I went to the Frenkels home to pay a shiva call. I wondered if my presence would make one iota of difference. I knew that I’d be one of the countless, nameless faces that the Frenkels would not recognize, yet I felt the need to come and express my condolences. Even if I did not get the opportunity to speak a word during my visit, their son’s death had a profound impact on my life and I needed to testify to that. A month ago I was but a stranger connected only by nation, but now by bonds of shared pain and purpose.

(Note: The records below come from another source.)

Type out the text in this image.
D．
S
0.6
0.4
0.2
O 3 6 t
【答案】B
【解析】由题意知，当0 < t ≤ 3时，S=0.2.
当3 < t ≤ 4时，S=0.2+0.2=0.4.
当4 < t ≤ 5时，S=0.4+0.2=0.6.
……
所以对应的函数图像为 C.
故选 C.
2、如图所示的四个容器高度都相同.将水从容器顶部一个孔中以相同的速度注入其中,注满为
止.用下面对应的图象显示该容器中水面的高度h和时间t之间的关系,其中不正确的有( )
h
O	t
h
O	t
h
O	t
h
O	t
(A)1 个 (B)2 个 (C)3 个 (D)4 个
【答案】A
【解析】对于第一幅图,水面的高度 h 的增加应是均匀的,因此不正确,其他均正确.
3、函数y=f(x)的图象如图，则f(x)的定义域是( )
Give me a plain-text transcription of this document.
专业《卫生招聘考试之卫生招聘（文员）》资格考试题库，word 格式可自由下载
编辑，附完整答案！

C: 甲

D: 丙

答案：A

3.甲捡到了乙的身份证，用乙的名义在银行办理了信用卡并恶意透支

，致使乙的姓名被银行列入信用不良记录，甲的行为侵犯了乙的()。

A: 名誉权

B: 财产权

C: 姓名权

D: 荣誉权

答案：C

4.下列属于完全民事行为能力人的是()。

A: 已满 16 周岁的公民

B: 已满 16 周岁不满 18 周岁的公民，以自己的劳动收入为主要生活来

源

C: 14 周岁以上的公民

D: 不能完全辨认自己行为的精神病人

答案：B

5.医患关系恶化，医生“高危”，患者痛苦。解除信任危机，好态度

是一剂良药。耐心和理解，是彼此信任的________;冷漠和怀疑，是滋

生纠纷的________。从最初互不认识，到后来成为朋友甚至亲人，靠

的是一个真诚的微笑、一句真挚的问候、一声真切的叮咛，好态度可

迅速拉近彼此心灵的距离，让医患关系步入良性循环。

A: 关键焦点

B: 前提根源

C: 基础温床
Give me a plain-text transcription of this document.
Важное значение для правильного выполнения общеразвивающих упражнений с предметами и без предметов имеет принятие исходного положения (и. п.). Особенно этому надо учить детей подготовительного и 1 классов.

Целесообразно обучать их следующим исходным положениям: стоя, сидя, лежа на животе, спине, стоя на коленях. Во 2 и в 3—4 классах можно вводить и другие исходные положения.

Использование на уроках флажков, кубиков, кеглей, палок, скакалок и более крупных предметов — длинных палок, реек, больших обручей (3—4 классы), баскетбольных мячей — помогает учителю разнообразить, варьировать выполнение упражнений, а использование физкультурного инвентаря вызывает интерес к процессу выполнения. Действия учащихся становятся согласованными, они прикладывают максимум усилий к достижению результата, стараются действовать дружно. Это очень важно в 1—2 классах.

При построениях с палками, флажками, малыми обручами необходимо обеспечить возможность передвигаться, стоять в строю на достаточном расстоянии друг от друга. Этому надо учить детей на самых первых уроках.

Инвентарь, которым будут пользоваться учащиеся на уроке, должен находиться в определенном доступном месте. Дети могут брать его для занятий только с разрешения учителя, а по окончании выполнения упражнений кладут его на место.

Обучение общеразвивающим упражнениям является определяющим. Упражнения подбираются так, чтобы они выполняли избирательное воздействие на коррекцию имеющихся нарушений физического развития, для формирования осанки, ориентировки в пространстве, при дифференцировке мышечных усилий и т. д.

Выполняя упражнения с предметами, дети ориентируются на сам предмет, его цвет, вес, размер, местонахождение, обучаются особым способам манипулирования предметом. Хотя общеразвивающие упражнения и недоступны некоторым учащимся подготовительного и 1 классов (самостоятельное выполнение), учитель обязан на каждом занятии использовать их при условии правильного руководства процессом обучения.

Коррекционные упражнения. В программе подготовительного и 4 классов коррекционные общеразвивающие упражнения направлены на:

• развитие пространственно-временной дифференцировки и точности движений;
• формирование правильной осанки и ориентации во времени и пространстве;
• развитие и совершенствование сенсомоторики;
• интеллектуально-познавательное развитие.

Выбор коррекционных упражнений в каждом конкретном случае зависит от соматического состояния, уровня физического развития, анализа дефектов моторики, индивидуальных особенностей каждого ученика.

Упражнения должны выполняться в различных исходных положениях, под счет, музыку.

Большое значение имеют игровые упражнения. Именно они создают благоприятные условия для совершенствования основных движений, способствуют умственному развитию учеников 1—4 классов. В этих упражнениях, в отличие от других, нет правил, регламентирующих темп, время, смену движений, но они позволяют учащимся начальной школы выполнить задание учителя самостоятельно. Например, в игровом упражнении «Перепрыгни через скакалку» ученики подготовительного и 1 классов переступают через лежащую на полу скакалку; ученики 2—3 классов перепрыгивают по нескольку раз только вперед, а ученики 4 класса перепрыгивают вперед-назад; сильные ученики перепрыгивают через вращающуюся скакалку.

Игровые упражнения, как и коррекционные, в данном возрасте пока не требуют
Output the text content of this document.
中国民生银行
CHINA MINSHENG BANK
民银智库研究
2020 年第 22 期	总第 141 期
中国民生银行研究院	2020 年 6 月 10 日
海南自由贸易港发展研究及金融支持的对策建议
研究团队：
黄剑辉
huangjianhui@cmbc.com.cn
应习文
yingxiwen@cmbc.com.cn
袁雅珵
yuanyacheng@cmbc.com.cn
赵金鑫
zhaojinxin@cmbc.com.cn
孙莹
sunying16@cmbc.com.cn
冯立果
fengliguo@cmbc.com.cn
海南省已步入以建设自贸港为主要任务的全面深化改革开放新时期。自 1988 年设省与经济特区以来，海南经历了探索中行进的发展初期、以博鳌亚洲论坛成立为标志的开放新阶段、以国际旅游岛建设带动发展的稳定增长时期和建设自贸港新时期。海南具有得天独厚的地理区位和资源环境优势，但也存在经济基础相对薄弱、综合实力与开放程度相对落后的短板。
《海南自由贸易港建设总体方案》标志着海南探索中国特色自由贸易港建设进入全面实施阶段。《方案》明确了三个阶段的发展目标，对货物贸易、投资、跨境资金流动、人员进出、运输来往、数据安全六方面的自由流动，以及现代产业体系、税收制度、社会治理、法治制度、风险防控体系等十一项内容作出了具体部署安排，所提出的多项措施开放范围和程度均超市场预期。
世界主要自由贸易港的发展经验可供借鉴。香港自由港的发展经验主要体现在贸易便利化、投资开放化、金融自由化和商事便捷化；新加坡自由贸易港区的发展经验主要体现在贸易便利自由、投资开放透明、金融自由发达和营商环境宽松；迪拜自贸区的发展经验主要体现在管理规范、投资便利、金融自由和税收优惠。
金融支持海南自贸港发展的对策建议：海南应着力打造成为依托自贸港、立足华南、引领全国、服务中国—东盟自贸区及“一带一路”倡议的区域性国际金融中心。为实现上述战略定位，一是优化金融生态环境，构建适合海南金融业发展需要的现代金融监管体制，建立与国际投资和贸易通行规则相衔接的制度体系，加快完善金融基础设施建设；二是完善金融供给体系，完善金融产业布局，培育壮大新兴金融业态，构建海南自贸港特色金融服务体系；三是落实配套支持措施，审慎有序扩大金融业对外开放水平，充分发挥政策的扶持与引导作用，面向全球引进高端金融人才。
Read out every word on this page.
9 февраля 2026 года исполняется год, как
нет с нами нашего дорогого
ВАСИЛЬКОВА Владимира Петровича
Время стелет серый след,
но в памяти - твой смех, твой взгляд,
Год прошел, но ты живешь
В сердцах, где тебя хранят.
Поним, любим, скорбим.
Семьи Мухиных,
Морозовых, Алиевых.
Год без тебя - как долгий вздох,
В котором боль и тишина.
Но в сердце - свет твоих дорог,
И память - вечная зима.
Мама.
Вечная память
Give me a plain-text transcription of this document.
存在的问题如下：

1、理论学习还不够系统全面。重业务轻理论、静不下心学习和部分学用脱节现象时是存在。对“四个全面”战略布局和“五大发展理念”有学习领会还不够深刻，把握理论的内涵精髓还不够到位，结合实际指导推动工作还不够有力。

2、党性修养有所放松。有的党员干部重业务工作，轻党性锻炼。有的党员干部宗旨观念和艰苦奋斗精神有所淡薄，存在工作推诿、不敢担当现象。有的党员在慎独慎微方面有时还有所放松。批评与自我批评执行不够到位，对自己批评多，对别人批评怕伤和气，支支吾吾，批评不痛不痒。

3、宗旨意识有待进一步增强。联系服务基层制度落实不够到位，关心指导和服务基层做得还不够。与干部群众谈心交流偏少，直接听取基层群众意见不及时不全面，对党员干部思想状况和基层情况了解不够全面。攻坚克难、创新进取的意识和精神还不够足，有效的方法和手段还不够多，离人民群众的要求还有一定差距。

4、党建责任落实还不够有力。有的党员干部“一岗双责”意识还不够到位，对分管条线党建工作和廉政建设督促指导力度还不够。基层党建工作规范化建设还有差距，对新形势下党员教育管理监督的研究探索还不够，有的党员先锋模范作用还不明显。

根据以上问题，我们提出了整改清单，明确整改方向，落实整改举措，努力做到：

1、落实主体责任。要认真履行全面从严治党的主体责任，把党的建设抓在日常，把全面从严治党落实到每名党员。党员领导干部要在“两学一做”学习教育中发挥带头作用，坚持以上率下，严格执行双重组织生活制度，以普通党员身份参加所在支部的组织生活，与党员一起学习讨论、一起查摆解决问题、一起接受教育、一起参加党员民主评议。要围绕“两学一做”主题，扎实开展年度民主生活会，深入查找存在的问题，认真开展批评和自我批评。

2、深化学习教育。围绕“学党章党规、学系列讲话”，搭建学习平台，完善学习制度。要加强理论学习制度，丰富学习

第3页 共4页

I managed to get maybe six feet across from Racheli Frenkel, watching in amazement as she received people one by one. They came to comfort her and yet I am convinced it was the opposite that was taking place. I watched her actively receive each individual with full attention and grace making them feel valued and imbued with purpose. I was inspired by her very being. I saw in her, beauty, strength and dignity. I saw selflessness at a time she had every right to recoil into her own emotion and sadness and yet amazingly, she defied all that, continually giving from what seemed to be an unlimited resource. I saw what I believe to be the light of G-d on her face. What I experienced in a short stay in Racheli’s tent I will never forget. I saw an embodiment of a living Torah. I only hope that we can follow her lead and continue in the path she has paved of true avodat Hashem, in every act big and small with both dignity and pride to be a member of this nation of purpose and beauty.
Racheli, I thank you for being a living, breathing example of all that is good and right in the world. May G-d bless and give strength to all the mourners and may we be zoche to stand proud together in a future of promise and holiness.